Faute de les savoir – quand on ne les éjecte pas tout bonnement aux oubliottes – je vois certains penser tout bas « pourquoi eux et pas les autres ? il y en a pleins d’autres dont on ne tient pas compte, et s’il fallait tous les considérer… »
Si en lisant – encore faut-il lire, c’est vrai – « Le Malaise dans la culture » ou « Le Gai savoir », on y perçoit facilement l’aspect incontournable de leur travail et sa qualité indéniable*, aller plus loin dans leurs concept reste sans doute compliqué à articuler pour la plupart d’entre nous. En cause, sa nature complexe évidemment même si cela n’est pas une excuse. Et si les institutions éducatives ont une responsabilité énorme dans cet aveuglement, il y a bien sûr, et en premier lieu, les personnes dans ce qu’elles ont de plus humain qui développent elles-mêmes une résistance à leurs concepts comme on ne l’a d’ailleurs jamais vu dans l’histoire de la pensée. Il est d’ailleurs remarquable que ces auteurs avaient chacun prédit de manière si explicite ce rejet et que ces prédictions fasse à ce point l’objet d’un développement au même titre que d’autres concepts par eux inventés.

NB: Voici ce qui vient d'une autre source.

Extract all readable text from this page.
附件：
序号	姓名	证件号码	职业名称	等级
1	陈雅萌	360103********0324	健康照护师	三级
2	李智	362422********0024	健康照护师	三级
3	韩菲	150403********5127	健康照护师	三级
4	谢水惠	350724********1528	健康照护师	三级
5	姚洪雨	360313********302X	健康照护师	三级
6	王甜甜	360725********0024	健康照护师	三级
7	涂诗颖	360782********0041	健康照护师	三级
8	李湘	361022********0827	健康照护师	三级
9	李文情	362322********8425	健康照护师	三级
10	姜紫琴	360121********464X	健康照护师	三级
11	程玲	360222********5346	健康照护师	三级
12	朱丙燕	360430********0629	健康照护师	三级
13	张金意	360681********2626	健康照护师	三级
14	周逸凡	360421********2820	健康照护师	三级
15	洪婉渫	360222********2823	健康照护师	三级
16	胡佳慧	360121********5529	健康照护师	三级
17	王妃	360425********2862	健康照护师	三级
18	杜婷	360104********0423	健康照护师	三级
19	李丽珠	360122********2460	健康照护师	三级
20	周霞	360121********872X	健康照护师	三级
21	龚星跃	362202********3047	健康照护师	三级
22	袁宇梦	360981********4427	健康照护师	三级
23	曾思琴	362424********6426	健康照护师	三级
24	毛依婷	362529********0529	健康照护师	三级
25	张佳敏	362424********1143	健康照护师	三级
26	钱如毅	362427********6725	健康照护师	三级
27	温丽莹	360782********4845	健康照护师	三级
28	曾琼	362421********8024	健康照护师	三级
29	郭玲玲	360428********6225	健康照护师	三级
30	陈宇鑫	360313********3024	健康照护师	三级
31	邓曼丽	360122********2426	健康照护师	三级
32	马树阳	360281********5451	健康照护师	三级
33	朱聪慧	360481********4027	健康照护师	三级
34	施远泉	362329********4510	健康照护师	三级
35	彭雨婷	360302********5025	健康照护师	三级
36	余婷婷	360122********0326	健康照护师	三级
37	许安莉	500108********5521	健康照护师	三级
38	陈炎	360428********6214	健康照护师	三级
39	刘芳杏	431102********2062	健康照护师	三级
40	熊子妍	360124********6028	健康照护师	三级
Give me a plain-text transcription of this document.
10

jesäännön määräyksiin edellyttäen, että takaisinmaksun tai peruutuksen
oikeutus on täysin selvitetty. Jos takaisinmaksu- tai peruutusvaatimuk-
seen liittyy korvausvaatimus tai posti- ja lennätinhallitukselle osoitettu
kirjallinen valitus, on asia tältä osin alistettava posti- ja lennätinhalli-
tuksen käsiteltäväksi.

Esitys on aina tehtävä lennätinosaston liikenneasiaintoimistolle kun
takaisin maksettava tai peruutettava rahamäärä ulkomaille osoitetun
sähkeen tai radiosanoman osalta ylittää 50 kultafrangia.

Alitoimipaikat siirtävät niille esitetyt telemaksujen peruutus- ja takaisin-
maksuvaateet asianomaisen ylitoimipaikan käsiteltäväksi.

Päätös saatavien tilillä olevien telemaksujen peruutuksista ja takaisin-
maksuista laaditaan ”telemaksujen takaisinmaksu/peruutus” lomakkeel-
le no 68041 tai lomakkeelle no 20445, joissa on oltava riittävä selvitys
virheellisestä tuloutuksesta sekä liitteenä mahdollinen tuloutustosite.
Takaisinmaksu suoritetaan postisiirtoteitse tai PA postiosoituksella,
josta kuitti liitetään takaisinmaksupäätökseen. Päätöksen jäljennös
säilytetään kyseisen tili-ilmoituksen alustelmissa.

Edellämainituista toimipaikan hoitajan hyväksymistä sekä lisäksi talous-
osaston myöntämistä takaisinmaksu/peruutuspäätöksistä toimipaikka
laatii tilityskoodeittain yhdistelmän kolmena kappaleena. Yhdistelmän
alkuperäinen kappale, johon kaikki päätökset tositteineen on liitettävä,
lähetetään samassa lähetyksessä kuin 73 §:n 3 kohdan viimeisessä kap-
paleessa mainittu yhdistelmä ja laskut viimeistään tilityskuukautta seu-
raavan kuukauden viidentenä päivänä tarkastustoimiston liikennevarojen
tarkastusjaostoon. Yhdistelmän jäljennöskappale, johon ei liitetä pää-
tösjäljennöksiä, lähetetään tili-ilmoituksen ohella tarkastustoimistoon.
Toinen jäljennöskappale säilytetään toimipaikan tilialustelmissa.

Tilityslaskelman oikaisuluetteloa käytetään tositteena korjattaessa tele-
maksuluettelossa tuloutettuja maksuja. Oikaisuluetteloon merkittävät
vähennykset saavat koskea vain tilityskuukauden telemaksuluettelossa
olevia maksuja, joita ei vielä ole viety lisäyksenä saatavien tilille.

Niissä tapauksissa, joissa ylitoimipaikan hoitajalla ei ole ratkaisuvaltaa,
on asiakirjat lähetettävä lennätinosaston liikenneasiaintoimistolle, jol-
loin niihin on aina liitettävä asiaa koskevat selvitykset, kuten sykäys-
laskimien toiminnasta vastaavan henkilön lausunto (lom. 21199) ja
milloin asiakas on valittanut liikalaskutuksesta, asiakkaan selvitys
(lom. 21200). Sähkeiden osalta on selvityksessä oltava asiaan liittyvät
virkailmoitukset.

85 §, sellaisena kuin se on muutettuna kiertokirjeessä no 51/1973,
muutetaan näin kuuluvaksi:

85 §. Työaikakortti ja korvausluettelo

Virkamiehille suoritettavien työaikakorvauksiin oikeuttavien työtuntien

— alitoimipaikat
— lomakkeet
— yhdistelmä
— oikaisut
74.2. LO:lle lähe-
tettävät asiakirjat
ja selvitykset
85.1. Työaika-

Notre époque obtient alors ce qu’elle mérite.

* pour cette raison, je n’ai pas évoqué à leur côté le travail de Jacques Lacan qui, à cause la nature complétement neuve de son approche, reste difficile à comprendre puisqu’il nécessite pour cela de beaucoup désapprendre. Elle est selon moi encore plus pertinente, et elle s’appuie par ailleurs beaucoup sur la pensée de nos deux gaillards.